Suddenly, my eyes fell upon a bold headline on one of the pages. SHOTS LATE AT NIGHT NEAR LLYN Y FAN. Under the headline there was a picture. A picture of a youth wearing military-looking clothes. The picture was in colour, and I realised what I was looking at. The youth was wearing a purple shirt.

“The U.B.L, if I remember rightly,” I said to myself. I read on.

      Last night, close to Llyn y Fan, when two young farmers were on their way home from a noson lawen, they heard shots from the direction of the lake. They knew that the Purple Shirts were exercising there on Colonel Savage’s land. After rushing towards the sound, they found a man lying down, wounded in his left arm. They quickly called for a doctor and for the police, and the man was rushed to hospital.

      The wounded man was the Deputy Sheriff of Brycheiniog, a man who has spoken out against the Purple Shirts on more than one occasion. His car was found nearby, and the police suspect that some of the Shirts hijacked his car and dragged him out of it before shooting him in the arm as a warning to stop his criticism of them.

      The police believe that Gwilym Quennell, a sergeant in the Purple Shirts, was responsible for the attack, and Quennell has been detained for a few days for questioning.

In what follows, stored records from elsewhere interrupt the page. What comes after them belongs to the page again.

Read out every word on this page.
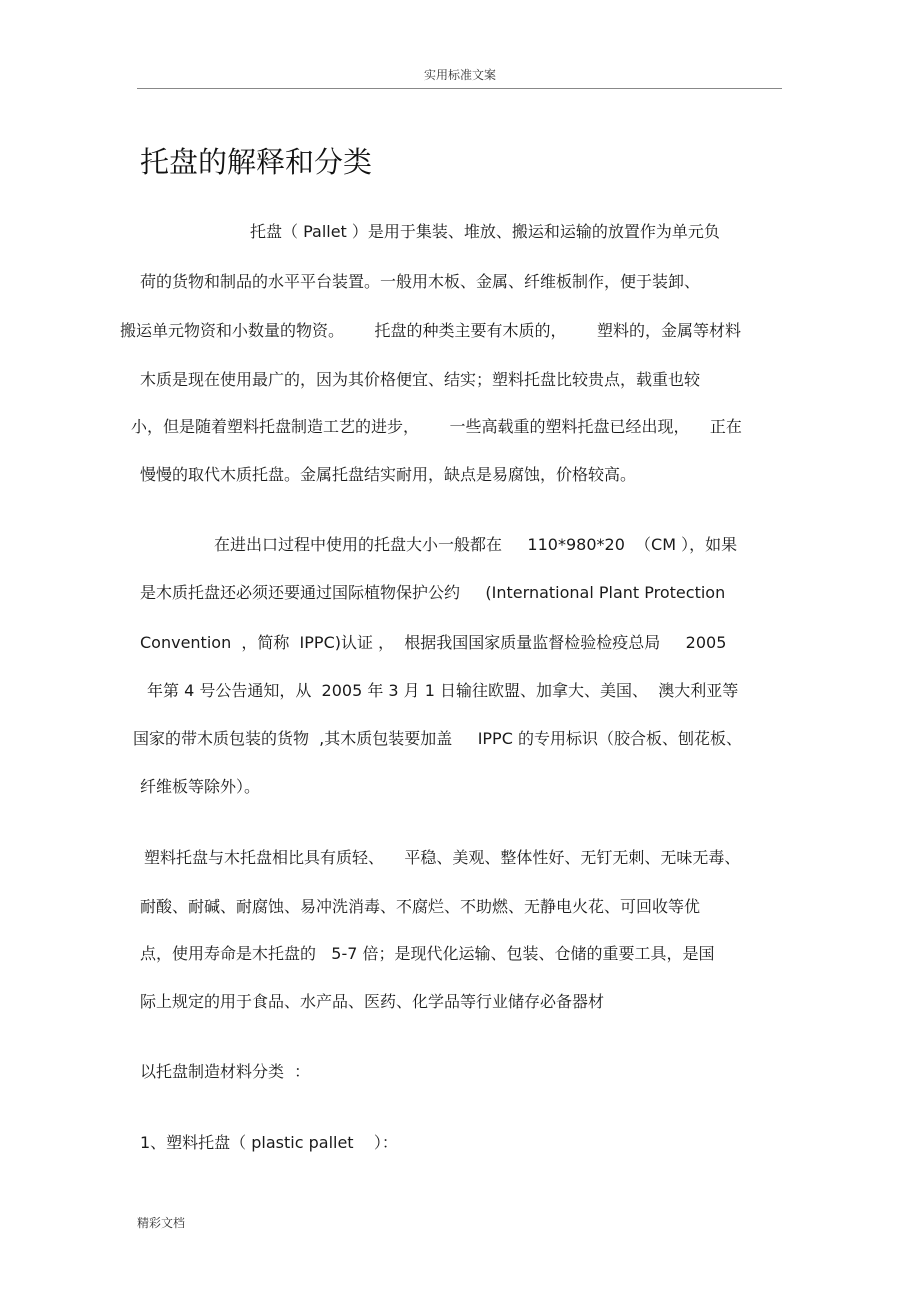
实用标准文案
托盘的解释和分类
托盘（ Pallet ）是用于集装、堆放、搬运和运输的放置作为单元负
荷的货物和制品的水平平台装置。一般用木板、金属、纤维板制作，便于装卸、
搬运单元物资和小数量的物资。      托盘的种类主要有木质的，      塑料的，金属等材料
木质是现在使用最广的，因为其价格便宜、结实；塑料托盘比较贵点，载重也较
小，但是随着塑料托盘制造工艺的进步，      一些高载重的塑料托盘已经出现，    正在
慢慢的取代木质托盘。金属托盘结实耐用，缺点是易腐蚀，价格较高。
在进出口过程中使用的托盘大小一般都在     110*980*20  （CM ），如果
是木质托盘还必须还要通过国际植物保护公约     (International Plant Protection
Convention  ，简称  IPPC)认证 ，  根据我国国家质量监督检验检疫总局     2005
年第 4 号公告通知，从  2005 年 3 月 1 日输往欧盟、加拿大、美国、  澳大利亚等
国家的带木质包装的货物  ,其木质包装要加盖     IPPC 的专用标识（胶合板、刨花板、
纤维板等除外）。
塑料托盘与木托盘相比具有质轻、    平稳、美观、整体性好、无钉无刺、无味无毒、
耐酸、耐碱、耐腐蚀、易冲洗消毒、不腐烂、不助燃、无静电火花、可回收等优
点，使用寿命是木托盘的   5-7 倍；是现代化运输、包装、仓储的重要工具，是国
际上规定的用于食品、水产品、医药、化学品等行业储存必备器材
以托盘制造材料分类  ：
1、塑料托盘（ plastic pallet    ）：
精彩文档
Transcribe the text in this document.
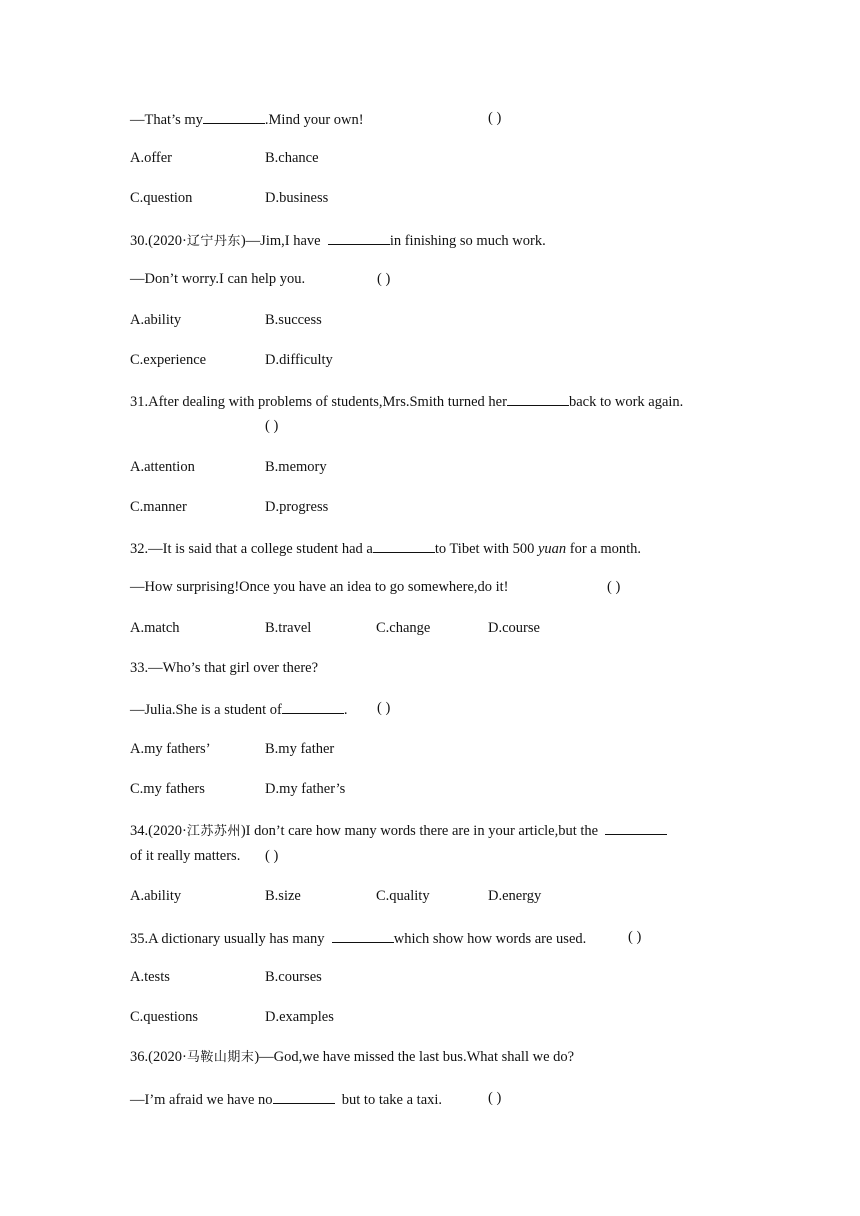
—That’s my	.Mind your own!	( )
A.offer	B.chance
C.question	D.business
30.(2020·辽宁丹东)—Jim,I have	in finishing so much work.
—Don’t worry.I can help you.	( )
A.ability	B.success
C.experience	D.difficulty
31.After dealing with problems of students,Mrs.Smith turned her	back to work again.
( )
A.attention	B.memory
C.manner	D.progress
32.—It is said that a college student had a	to Tibet with 500 yuan for a month.
—How surprising!Once you have an idea to go somewhere,do it!	( )
A.match	B.travel	C.change	D.course
33.—Who’s that girl over there?
—Julia.She is a student of	. ( )
A.my fathers’	B.my father
C.my fathers	D.my father’s
34.(2020·江苏苏州)I don’t care how many words there are in your article,but the
of it really matters. ( )
A.ability	B.size	C.quality	D.energy
35.A dictionary usually has many	which show how words are used.	( )
A.tests	B.courses
C.questions	D.examples
36.(2020·马鞍山期末)—God,we have missed the last bus.What shall we do?
—I’m afraid we have no	but to take a taxi.	( )
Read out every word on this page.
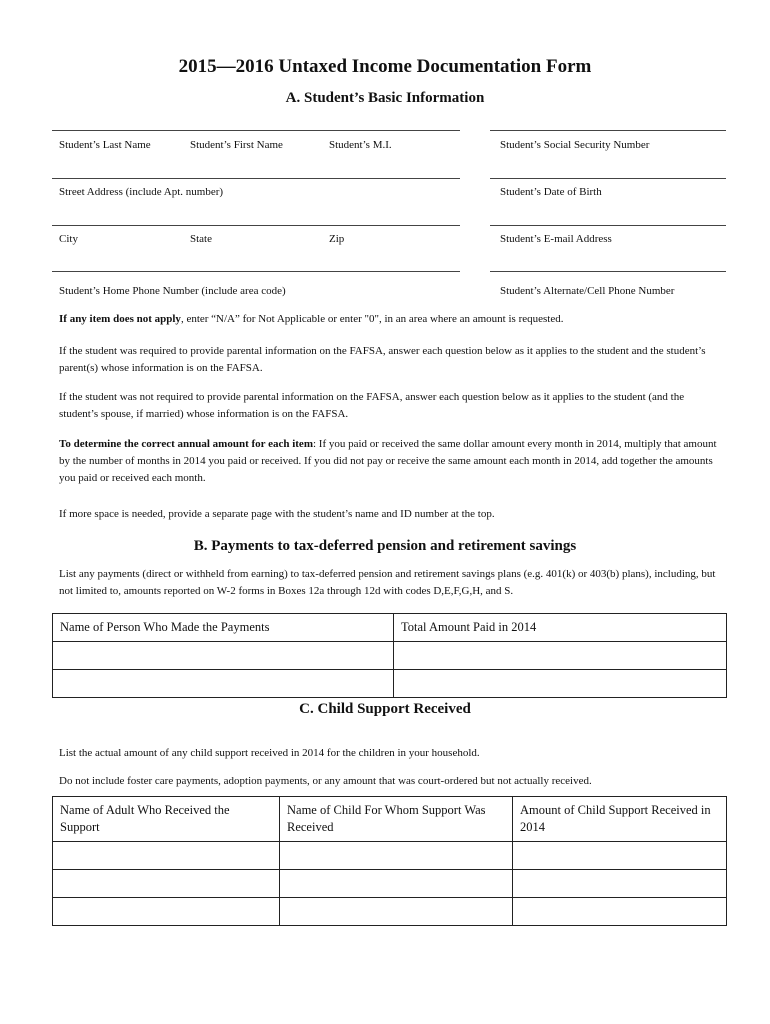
2015—2016 Untaxed Income Documentation Form
A. Student’s Basic Information
Student’s Last Name	Student’s First Name	Student’s M.I.	Student’s Social Security Number
Street Address (include Apt. number)	Student’s Date of Birth
City	State	Zip	Student’s E-mail Address
Student’s Home Phone Number (include area code)	Student’s Alternate/Cell Phone Number
If any item does not apply, enter “N/A” for Not Applicable or enter "0", in an area where an amount is requested.
If the student was required to provide parental information on the FAFSA, answer each question below as it applies to the student and the student’s parent(s) whose information is on the FAFSA.
If the student was not required to provide parental information on the FAFSA, answer each question below as it applies to the student (and the student’s spouse, if married) whose information is on the FAFSA.
To determine the correct annual amount for each item: If you paid or received the same dollar amount every month in 2014, multiply that amount by the number of months in 2014 you paid or received. If you did not pay or receive the same amount each month in 2014, add together the amounts you paid or received each month.
If more space is needed, provide a separate page with the student’s name and ID number at the top.
B. Payments to tax-deferred pension and retirement savings
List any payments (direct or withheld from earning) to tax-deferred pension and retirement savings plans (e.g. 401(k) or 403(b) plans), including, but not limited to, amounts reported on W-2 forms in Boxes 12a through 12d with codes D,E,F,G,H, and S.
Name of Person Who Made the Payments	Total Amount Paid in 2014

C. Child Support Received
List the actual amount of any child support received in 2014 for the children in your household.
Do not include foster care payments, adoption payments, or any amount that was court-ordered but not actually received.
Name of Adult Who Received the Support	Name of Child For Whom Support Was Received	Amount of Child Support Received in 2014
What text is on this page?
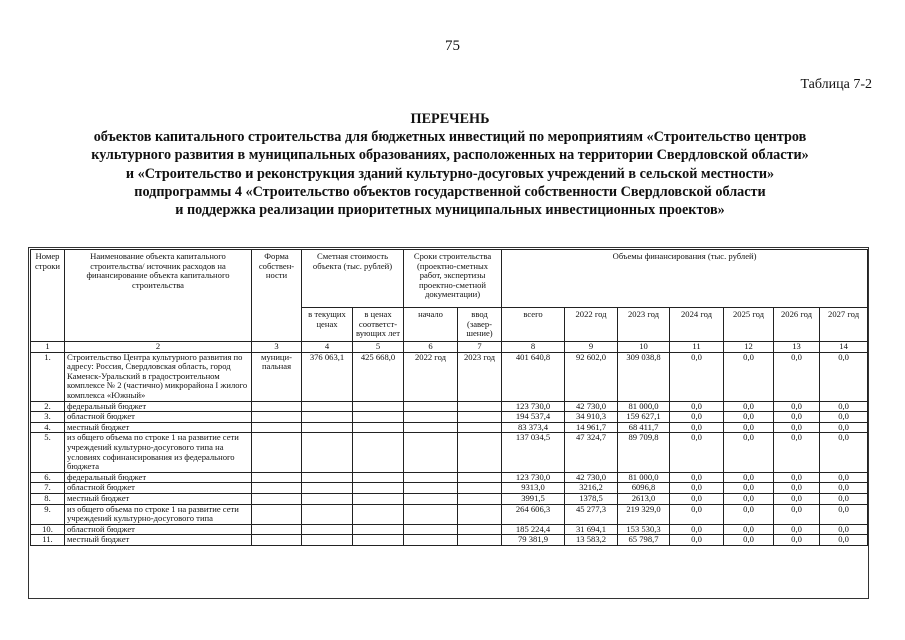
75
Таблица 7-2
ПЕРЕЧЕНЬ
объектов капитального строительства для бюджетных инвестиций по мероприятиям «Строительство центров
культурного развития в муниципальных образованиях, расположенных на территории Свердловской области»
и «Строительство и реконструкция зданий культурно-досуговых учреждений в сельской местности»
подпрограммы 4 «Строительство объектов государственной собственности Свердловской области
и поддержка реализации приоритетных муниципальных инвестиционных проектов»
Номер строки	Наименование объекта капитального строительства/ источник расходов на финансирование объекта капитального строительства	Форма собствен-ности	Сметная стоимость объекта (тыс. рублей)		Сроки строительства (проектно-сметных работ, экспертизы проектно-сметной документации)		Объемы финансирования (тыс. рублей)						
			в текущих ценах	в ценах соответст-вующих лет	начало	ввод (завер-шение)	всего	2022 год	2023 год	2024 год	2025 год	2026 год	2027 год
1	2	3	4	5	6	7	8	9	10	11	12	13	14
1.	Строительство Центра культурного развития по адресу: Россия, Свердловская область, город Каменск-Уральский в градостроительном комплексе № 2 (частично) микрорайона I жилого комплекса «Южный»	муници-пальная	376 063,1	425 668,0	2022 год	2023 год	401 640,8	92 602,0	309 038,8	0,0	0,0	0,0	0,0
2.	федеральный бюджет						123 730,0	42 730,0	81 000,0	0,0	0,0	0,0	0,0
3.	областной бюджет						194 537,4	34 910,3	159 627,1	0,0	0,0	0,0	0,0
4.	местный бюджет						83 373,4	14 961,7	68 411,7	0,0	0,0	0,0	0,0
5.	из общего объема по строке 1 на развитие сети учреждений культурно-досугового типа на условиях софинансирования из федерального бюджета						137 034,5	47 324,7	89 709,8	0,0	0,0	0,0	0,0
6.	федеральный бюджет						123 730,0	42 730,0	81 000,0	0,0	0,0	0,0	0,0
7.	областной бюджет						9313,0	3216,2	6096,8	0,0	0,0	0,0	0,0
8.	местный бюджет						3991,5	1378,5	2613,0	0,0	0,0	0,0	0,0
9.	из общего объема по строке 1 на развитие сети учреждений культурно-досугового типа						264 606,3	45 277,3	219 329,0	0,0	0,0	0,0	0,0
10.	областной бюджет						185 224,4	31 694,1	153 530,3	0,0	0,0	0,0	0,0
11.	местный бюджет						79 381,9	13 583,2	65 798,7	0,0	0,0	0,0	0,0
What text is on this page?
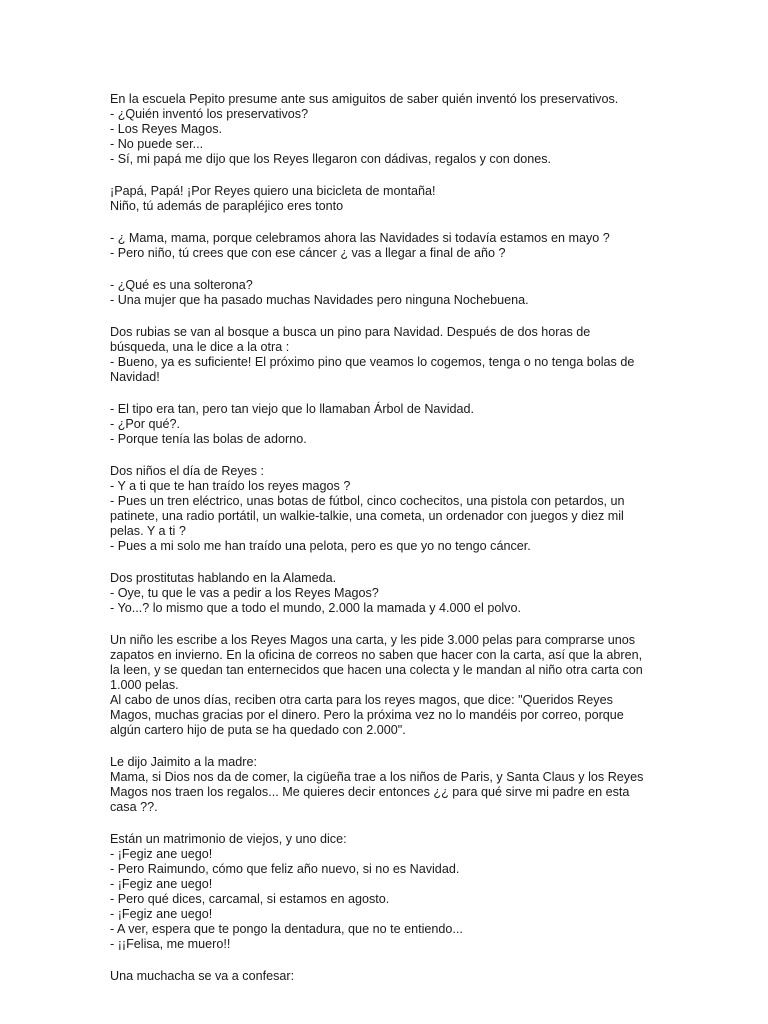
En la escuela Pepito presume ante sus amiguitos de saber quién inventó los preservativos.
- ¿Quién inventó los preservativos?
- Los Reyes Magos.
- No puede ser...
- Sí, mi papá me dijo que los Reyes llegaron con dádivas, regalos y con dones.
¡Papá, Papá! ¡Por Reyes quiero una bicicleta de montaña!
Niño, tú además de parapléjico eres tonto
- ¿ Mama, mama, porque celebramos ahora las Navidades si todavía estamos en mayo ?
- Pero niño, tú crees que con ese cáncer ¿ vas a llegar a final de año ?
- ¿Qué es una solterona?
- Una mujer que ha pasado muchas Navidades pero ninguna Nochebuena.
Dos rubias se van al bosque a busca un pino para Navidad. Después de dos horas de
búsqueda, una le dice a la otra :
- Bueno, ya es suficiente! El próximo pino que veamos lo cogemos, tenga o no tenga bolas de
Navidad!
- El tipo era tan, pero tan viejo que lo llamaban Árbol de Navidad.
- ¿Por qué?.
- Porque tenía las bolas de adorno.
Dos niños el día de Reyes :
- Y a ti que te han traído los reyes magos ?
- Pues un tren eléctrico, unas botas de fútbol, cinco cochecitos, una pistola con petardos, un
patinete, una radio portátil, un walkie-talkie, una cometa, un ordenador con juegos y diez mil
pelas. Y a ti ?
- Pues a mi solo me han traído una pelota, pero es que yo no tengo cáncer.
Dos prostitutas hablando en la Alameda.
- Oye, tu que le vas a pedir a los Reyes Magos?
- Yo...? lo mismo que a todo el mundo, 2.000 la mamada y 4.000 el polvo.
Un niño les escribe a los Reyes Magos una carta, y les pide 3.000 pelas para comprarse unos
zapatos en invierno. En la oficina de correos no saben que hacer con la carta, así que la abren,
la leen, y se quedan tan enternecidos que hacen una colecta y le mandan al niño otra carta con
1.000 pelas.
Al cabo de unos días, reciben otra carta para los reyes magos, que dice: "Queridos Reyes
Magos, muchas gracias por el dinero. Pero la próxima vez no lo mandéis por correo, porque
algún cartero hijo de puta se ha quedado con 2.000".
Le dijo Jaimito a la madre:
Mama, si Dios nos da de comer, la cigüeña trae a los niños de Paris, y Santa Claus y los Reyes
Magos nos traen los regalos... Me quieres decir entonces ¿¿ para qué sirve mi padre en esta
casa ??.
Están un matrimonio de viejos, y uno dice:
- ¡Fegiz ane uego!
- Pero Raimundo, cómo que feliz año nuevo, si no es Navidad.
- ¡Fegiz ane uego!
- Pero qué dices, carcamal, si estamos en agosto.
- ¡Fegiz ane uego!
- A ver, espera que te pongo la dentadura, que no te entiendo...
- ¡¡Felisa, me muero!!
Una muchacha se va a confesar:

For a moment, this pleasant morning was spoiled for me. It was a shame that a rabble like the Purple Shirts were spoiling what was otherwise such a pleasant Wales. I remembered, with some distaste, the man who had come to me at the football match on Saturday afternoon, and again in the refectory the same evening. But before I became too depressed, I saw another headline in the paper: LLYWARCH GIRL’S LATEST TRIUMPH.

Of course, it was referring to Mair. Mair in the drama that I’d seen on Saturday night. It wasn’t only me, then, who had been enchanted by her. This critic – Troilus, whoever he was – had come under her spell too. For a moment I felt sick for want of her company. She was somewhere in the city, rehearsing in the theatre perhaps, or having her hair permed, or… or drinking coffee with some young actor or enthusiastic producer. I realised that I was jealous. No. No indeed, Powell my boy, that won’t do you any good.


[1] Three mystical birds belonging to Rhiannon, Princess of Dyfed, in the Mabinogion.